El secreto de Martínez Mesanza, como la de sus admirados troubadors, consiste en que la decisión moral de su vida radica en la poesía. En ella – y en sus traducciones- se dibujan acaso las líneas poéticas de su ¿rostro?, más allá de la genealogía literaria que la crítica le ha atribuido, entre cuyos nombres se ha destacado los de Saint-John Perse, Jorge Luis Borges o Paul Claudel. Él ha preferido remontarla, entre otros, a Jorge Manrique y a los stilnovistas, a Ugo Foscolo o a Rainer M. Rilke, o incluso – atención- a Juan Eduardo Cirlot.

Europa o el secreto épico de los fragmentos

Sobre la poesía del autor de Europa, libro del que se cuentan cuatro versiones entre 1983 y 1990, han recaído algunas etiquetas gruesas, como si sus poemas pudieran ser tachados de patrioteros, fascistoides o retrógrados. Mientras Juan Cano Ballesta los absolvía aludiendo a «sutileza y refinamiento postmoderno», José Luis García Martín, considerándolos primero «próximos a un concepto tradicional de épica», juzgó después que tal material se trataba «de manera inequívocamente subjetiva».
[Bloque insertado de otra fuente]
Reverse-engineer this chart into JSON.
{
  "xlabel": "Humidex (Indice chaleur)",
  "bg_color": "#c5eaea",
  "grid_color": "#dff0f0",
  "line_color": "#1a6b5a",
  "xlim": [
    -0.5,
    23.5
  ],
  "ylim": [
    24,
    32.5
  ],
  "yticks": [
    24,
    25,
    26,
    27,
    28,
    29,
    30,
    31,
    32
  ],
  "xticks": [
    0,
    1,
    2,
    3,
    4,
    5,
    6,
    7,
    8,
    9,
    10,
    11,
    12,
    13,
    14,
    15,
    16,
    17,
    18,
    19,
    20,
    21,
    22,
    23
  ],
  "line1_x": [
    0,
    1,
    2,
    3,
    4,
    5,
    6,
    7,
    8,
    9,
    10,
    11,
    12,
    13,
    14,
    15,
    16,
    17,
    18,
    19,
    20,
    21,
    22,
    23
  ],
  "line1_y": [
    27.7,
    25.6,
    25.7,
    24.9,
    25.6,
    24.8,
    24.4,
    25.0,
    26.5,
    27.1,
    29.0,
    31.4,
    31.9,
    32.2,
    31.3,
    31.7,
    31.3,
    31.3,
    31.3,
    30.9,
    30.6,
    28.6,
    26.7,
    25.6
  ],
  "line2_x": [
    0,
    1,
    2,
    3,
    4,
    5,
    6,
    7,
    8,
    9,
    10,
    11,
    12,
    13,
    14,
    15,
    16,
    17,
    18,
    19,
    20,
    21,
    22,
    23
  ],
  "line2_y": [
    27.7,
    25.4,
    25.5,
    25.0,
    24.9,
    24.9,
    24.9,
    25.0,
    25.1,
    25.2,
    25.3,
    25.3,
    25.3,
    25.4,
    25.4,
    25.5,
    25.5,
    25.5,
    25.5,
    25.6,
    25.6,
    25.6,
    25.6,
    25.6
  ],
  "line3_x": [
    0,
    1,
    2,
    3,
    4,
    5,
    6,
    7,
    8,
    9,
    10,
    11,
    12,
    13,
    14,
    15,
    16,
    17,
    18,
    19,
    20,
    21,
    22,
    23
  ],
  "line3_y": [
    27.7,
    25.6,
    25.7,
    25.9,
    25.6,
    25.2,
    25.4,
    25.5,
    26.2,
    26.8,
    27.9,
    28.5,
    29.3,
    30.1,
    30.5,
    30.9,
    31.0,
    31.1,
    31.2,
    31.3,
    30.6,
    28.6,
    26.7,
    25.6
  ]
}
Las propias reflexiones de Martínez Mesanza desde finales de los años 80 apuntaban a esos meandros sigilosos, entre desolados y deslumbrantes, narrativos y líricos, a los que algunos de sus críticos se han referido con reticente fascinación. A ese fondo que aquí llamamos secreto le cuadra perfectamente el rótulo de «poesía de la historia» que Enrique Andrés Ruiz ha descrito con precisión en el prólogo a su amplia antología mesanciana titulada Soy en mayo (2ª ed. 2017): «La conciencia individual moderna y la obediencia del alma antigua libran agónicamente su batalla en el campo que son sus versos, y ésa es toda su guerra».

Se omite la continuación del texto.